Treatment of non-invasive candidiasis in non-neutropenic patients when first-line systemic antifungal therapy is inappropriate or has proven ineffective. This may be due to underlying pathology, insensitivity of the pathogen or drug toxicity.

4.2 Dose and Method of Administration

APO-Itraconazole capsules are intended for oral administration.

Dosage.

It is essential that APO-Itraconazole capsules are taken immediately after a meal for maximal absorption. The capsules must be swallowed whole. Treatment schedules are as follows:
Superficial dermatomycoses.

Tinea corporis, tinea cruris.

1 capsule (100 mg) daily for 2 weeks.

Tinea pedis, tinea manus.

1 capsule (100 mg) daily for 4 weeks.
Fungal keratitis. 2 capsules (200 mg) once daily for 3 weeks.
Pityriasis versicolor. 2 capsules (200 mg) once daily for 1 week.
Vulvovaginal candidiasis. 2 capsules (200 mg) morning and evening for 1 day or 2 capsules (200 mg) once daily for 3 days.
Oral candidiasis in immunocompromised patients. 1 capsule (100 mg) or 2 capsules (200 mg) daily for 4 weeks (see Section 4.4 Special Warnings and Precautions for Use, Immunocompromised patients).
Onychomycosis. 2 capsules (200 mg) once daily for 3 months or pulse therapy (see Table 1).
A pulse treatment consists of two capsules twice daily (200 mg twice daily) for one week. Two pulse treatments are recommended for fingernail infections, three pulse treatments for toenail infections. Pulse treatments are always separated by a 3-week drug-free interval. Clinical response will become evident as the nail regrows, following discontinuation of the treatment.
Systemic mycoses. (Dosage recommendations vary according to the infection treated (see Table 2)).
Special populations.

Elderly.

Clinical data on the use of itraconazole capsules in elderly patients are limited. It is advised to use APO-Itraconazole capsules in these patients only if it is determined that the potential benefit outweighs the potential risks. In general, it is recommended that the dose selection for an elderly patient should be taken into consideration, reflecting the greater frequency of decreased hepatic, renal, or cardiac function, and of concomitant disease or other drug therapy (see Section 4.4 Special Warnings and Precautions for Use).

Hepatic impairment.

Limited data are available on the use of oral itraconazole in patients with hepatic impairment. Caution should be exercised when this drug is administered in this patient population. (See Section 4.4 Special Warnings and Precautions for Use.)

Renal impairment.

Limited data are available on the use of oral itraconazole in patients with renal insufficiency.

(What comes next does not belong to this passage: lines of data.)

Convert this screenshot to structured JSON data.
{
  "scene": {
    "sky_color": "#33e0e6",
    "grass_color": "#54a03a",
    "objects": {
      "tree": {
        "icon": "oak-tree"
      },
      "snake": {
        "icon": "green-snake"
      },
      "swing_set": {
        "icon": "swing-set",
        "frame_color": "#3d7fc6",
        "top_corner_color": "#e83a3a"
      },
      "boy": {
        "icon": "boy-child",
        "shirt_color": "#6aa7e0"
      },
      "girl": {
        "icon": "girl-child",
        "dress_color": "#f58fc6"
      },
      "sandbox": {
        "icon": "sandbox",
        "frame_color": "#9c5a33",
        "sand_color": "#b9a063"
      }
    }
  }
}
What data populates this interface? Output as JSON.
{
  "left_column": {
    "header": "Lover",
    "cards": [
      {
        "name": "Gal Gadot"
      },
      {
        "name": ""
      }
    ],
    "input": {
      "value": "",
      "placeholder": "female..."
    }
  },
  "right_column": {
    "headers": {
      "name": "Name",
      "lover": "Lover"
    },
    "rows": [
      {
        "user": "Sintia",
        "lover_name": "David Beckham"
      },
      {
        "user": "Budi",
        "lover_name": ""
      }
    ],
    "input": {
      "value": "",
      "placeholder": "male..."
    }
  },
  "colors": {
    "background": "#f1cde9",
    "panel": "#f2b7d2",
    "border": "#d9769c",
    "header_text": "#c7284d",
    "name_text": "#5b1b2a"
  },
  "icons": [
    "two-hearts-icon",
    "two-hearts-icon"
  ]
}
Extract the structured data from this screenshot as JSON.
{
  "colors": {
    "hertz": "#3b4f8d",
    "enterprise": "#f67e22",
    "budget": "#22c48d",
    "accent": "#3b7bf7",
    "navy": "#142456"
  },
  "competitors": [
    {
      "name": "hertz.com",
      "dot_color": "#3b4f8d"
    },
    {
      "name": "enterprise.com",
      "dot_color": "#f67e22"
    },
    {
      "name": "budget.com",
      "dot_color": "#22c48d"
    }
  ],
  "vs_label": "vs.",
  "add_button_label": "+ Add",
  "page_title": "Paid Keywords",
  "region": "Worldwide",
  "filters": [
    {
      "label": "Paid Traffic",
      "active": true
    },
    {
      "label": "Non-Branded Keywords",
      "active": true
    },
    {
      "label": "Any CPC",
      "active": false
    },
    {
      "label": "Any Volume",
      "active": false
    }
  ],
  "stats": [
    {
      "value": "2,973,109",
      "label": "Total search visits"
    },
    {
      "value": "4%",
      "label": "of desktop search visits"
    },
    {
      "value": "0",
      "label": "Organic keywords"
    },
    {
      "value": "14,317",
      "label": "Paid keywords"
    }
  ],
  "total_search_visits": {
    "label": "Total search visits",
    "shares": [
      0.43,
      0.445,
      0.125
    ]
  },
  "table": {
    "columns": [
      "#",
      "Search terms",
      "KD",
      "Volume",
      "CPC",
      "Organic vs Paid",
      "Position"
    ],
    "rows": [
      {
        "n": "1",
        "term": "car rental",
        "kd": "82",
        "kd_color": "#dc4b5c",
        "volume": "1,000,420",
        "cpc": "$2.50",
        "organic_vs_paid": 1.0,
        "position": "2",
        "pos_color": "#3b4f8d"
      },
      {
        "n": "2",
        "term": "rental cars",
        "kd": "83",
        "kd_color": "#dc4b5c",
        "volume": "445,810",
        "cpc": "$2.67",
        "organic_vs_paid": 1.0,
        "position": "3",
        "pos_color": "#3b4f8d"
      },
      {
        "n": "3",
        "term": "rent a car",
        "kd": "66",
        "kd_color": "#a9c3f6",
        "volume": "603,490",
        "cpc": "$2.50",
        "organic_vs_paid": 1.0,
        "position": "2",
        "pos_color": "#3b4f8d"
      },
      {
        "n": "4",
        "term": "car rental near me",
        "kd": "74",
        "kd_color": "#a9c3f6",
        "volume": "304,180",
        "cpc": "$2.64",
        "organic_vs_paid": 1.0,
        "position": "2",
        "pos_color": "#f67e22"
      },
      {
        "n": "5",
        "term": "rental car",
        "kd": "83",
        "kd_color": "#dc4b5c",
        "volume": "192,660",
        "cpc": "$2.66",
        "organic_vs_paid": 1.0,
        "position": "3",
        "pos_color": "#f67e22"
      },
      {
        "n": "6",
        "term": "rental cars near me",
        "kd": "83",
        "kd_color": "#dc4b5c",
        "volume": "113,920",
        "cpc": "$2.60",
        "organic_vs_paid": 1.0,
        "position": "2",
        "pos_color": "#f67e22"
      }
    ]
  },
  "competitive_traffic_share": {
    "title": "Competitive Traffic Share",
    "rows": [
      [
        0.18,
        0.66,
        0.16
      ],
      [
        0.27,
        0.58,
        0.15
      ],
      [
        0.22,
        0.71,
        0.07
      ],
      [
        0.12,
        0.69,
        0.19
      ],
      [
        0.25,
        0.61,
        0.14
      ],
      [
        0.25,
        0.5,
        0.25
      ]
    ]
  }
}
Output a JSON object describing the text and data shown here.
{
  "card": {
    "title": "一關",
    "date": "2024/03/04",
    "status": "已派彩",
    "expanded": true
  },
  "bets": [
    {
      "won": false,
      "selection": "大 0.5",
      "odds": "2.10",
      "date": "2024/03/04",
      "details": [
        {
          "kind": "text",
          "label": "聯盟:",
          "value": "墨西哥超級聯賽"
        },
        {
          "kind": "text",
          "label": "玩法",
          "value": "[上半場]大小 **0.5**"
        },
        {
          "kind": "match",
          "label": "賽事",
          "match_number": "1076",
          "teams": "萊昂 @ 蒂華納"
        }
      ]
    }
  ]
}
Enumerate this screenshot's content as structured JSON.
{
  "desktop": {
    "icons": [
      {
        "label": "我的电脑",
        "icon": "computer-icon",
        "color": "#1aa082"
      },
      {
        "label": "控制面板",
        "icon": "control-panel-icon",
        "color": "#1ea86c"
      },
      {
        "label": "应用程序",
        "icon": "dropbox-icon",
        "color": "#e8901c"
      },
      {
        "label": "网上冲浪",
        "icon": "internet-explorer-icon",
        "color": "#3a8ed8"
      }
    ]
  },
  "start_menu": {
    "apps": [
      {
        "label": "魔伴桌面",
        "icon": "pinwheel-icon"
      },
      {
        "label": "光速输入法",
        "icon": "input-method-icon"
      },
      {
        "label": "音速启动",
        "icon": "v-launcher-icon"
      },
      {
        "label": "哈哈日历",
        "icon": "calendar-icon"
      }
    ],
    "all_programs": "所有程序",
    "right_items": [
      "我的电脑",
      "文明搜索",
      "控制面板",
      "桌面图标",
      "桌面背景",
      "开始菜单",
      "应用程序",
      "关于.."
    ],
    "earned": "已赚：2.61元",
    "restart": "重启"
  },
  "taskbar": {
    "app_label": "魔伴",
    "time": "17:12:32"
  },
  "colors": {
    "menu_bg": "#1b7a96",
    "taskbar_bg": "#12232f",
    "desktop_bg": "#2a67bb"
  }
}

The exposure of itraconazole may be lower in some patients with renal insufficiency. Caution should be exercised when this drug is administered in this patient population and adjusting the dose may be considered.

4.3 Contraindications

Co-administration of a number of CYP3A4 substrates is contraindicated with itraconazole capsules. Increased plasma concentration of these drugs, caused by co-administration with itraconazole, may increase or prolong both therapeutic and adverse effect to such an extent that a potentially serious situation may occur. Increased plasma concentrations of some of these drugs can lead to QT prolongation and ventricular tachyarrhythmias including occurrences of Torsades de Pointes, a potentially fatal arrhythmia. (See Section 4.5 Interactions with Other Medicines and Other Forms of Interactions, Table 3 for specific examples.)
Co-administration of the following drugs is contraindicated with itraconazole capsule: terfenadine, astemizole, bepridil, felodipine, lercanidipine, nisoldipine, mizolastine, cisapride, domperidone, disopyramide, dofetilide, dronedarone, levacetylmethadol (levomethadyl), quinidine, methadone, pimozide, sertindole, lurasidone, ticagrelor, halofantrine, isavuconazole, naloxegol, lomitapide, avanafil, dapoxetine, eliglustat, irinotecan, ivabradine, ranolazine, eplerenone, CYP3A4-metabolised HMG-CoA reductase inhibitors such as simvastatin and lovastatin, oral midazolam, triazolam and ergot alkaloids such as dihydroergotamine, ergometrine (ergonovine), ergotamine and methylergometrine (methylergonovine), fesoterodine (in patients with moderate to severe renal impairment, or moderate to severe hepatic impairment), solifenacin (in patients with severe renal impairment or moderate to severe hepatic impairment), colchicine (in subjects with renal or hepatic impairment), telithromycin (in patients with severe renal impairment or severe hepatic impairment). (See Section 4.5 Interactions with Other Medicines and Other Forms of Interactions, Table 3 for specific examples.)
Itraconazole capsules are contraindicated in patients with a known hypersensitivity to the drug or its excipients.
Itraconazole capsules should not be administered to patients with evidence of ventricular dysfunction such as congestive heart failure (CHF) or a history of CHF except for the treatment of life-threatening or other serious infections (see Section 4.4 Special Warnings and Precautions for Use).
Itraconazole is contraindicated in pregnant women except for the treatment of life-threatening cases of systemic mycoses, where the potential benefits outweigh the potential harm to the foetus. Highly effective contraceptive precautions should be taken by women of childbearing potential throughout itraconazole therapy, and continued until the next menstrual period following the completion of itraconazole therapy.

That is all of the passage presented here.